There was more. This was the first comic to show superheroes learning to use their powers. The X-Men had a sports-team metaphor. The individual members (Cyclops, Marvel Girl, Beast, Angel, and Ice Man) all had limited powers and had to work together. They also needed their coach, Professor X.
In this issue, Professor X detected a new mutant in the area and sent the X-Men out to recruit him. After a few false starts, they identified a side-show strongman with superhuman strength and impenetrable skin going by the name the Blob. They offered the Blob membership but he refused and shortly returned with an army of circus performers who planned on seizing Xavier's mansion and selling off any secrets they found. They quickly overpowered the X-Men but the X-Men regrouped with the help of Professor X and won the rematch.
The comic was done by Stan Lee and Jack Kirby near the top of their game. Stan was the first comic writer to give his characters real personality and all six X-Men (including the Professor) were well-defined from the beginning.

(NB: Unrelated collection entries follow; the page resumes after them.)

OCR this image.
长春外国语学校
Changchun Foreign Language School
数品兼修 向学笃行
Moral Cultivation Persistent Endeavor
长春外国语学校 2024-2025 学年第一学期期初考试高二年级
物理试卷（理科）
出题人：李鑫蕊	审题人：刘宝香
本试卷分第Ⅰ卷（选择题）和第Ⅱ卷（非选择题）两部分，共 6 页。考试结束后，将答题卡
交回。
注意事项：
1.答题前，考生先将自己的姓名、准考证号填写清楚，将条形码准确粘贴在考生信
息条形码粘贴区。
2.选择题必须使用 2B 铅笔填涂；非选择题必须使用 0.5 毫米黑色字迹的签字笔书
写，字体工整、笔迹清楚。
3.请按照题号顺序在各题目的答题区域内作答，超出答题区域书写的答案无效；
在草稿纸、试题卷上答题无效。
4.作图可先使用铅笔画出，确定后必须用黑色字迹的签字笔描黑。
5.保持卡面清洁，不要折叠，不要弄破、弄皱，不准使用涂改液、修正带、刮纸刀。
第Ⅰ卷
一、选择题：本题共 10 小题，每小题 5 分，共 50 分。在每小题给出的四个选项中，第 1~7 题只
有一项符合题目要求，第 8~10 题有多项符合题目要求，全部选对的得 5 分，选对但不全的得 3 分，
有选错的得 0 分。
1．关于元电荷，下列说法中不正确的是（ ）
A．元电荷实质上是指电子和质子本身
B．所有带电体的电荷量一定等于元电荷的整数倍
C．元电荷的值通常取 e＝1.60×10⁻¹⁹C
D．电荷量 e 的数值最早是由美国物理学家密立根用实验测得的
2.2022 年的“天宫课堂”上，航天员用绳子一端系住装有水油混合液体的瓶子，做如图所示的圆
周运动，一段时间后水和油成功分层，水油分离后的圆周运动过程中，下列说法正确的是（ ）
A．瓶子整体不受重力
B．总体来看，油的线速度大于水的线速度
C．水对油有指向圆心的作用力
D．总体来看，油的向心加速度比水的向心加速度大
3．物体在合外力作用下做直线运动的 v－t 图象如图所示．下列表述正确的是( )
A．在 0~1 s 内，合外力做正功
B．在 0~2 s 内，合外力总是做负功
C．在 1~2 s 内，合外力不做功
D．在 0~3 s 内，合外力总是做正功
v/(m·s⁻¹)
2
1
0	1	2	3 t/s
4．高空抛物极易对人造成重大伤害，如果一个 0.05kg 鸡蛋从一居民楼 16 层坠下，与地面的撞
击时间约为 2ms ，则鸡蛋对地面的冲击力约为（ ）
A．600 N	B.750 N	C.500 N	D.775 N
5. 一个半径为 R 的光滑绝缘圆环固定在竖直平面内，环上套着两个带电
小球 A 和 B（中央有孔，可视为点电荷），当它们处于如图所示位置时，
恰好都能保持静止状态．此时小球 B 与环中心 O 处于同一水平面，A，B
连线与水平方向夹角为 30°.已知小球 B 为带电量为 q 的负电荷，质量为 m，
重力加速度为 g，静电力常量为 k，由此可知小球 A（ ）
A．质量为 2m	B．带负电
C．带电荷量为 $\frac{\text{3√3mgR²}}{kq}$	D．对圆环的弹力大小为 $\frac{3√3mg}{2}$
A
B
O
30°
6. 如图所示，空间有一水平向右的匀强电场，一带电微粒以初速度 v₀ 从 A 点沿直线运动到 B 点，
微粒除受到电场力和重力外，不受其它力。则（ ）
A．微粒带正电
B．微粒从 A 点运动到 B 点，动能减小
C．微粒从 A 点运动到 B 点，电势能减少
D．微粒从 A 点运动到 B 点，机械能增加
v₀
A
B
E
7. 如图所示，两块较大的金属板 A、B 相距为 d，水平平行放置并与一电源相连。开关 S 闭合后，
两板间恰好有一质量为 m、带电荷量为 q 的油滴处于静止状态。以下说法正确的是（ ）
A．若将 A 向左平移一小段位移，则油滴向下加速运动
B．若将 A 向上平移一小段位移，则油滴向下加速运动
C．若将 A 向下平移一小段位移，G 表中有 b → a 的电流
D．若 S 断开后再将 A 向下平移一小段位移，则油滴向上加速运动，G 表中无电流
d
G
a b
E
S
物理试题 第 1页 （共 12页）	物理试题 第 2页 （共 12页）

While Kirby is best-remembered as a "cosmic" artist, he was also one of the all-time masters of every-day life. Where the fantastic Four were travelling through time and space, the X-Men were grounded in reality. A couple of issues later they rented a sailing ship to go hunting for Magneto and Kirby rendered the ship in amazing detail. Again, no one else in comics at the time was doing anything like this.
It didn't last. The X-Men graduated (from high school? college?) fairly quickly. The book moved to a monthly schedule instead of bi-monthly and new creative teams took over. The school/sports team aspect was lost as were the contemporary touches such as Beast and Ice Man hanging around a coffee house listening to bad beatnik poetry.
In general the writing and art was uninspired. There were a couple of exceptions.
The first came when Jim Steranko did a short run on the strip in a plot involving Magneto, his "daughter" Polaris, and an island of mutants.
The second high point came when Roy Thomas and Neal Adams teamed up on the strip. Thomas had been writing it for a while but was weighed down by lackluster art. With Adams, they created some of the best comics of the 1960s. One plot-line in particular featured the return of the Sentinels, giant mutant-hunting robots. They captured nearly every known mutant before being defeated by Cyclops who used a logic paradox worthy of Captain Kirk.
Sadly, the comic was cancelled shortly afterwards. If came back as a reprint book for a few years before being revived in the mid-1970s as the New X-Men. Except for Cyclops, the team was replaced with a new team. The new members were older and more experienced and the original teens in school concept was lost for good. There have been attempts at reviving it over the years with spin-offs but these have never been as artistically successful.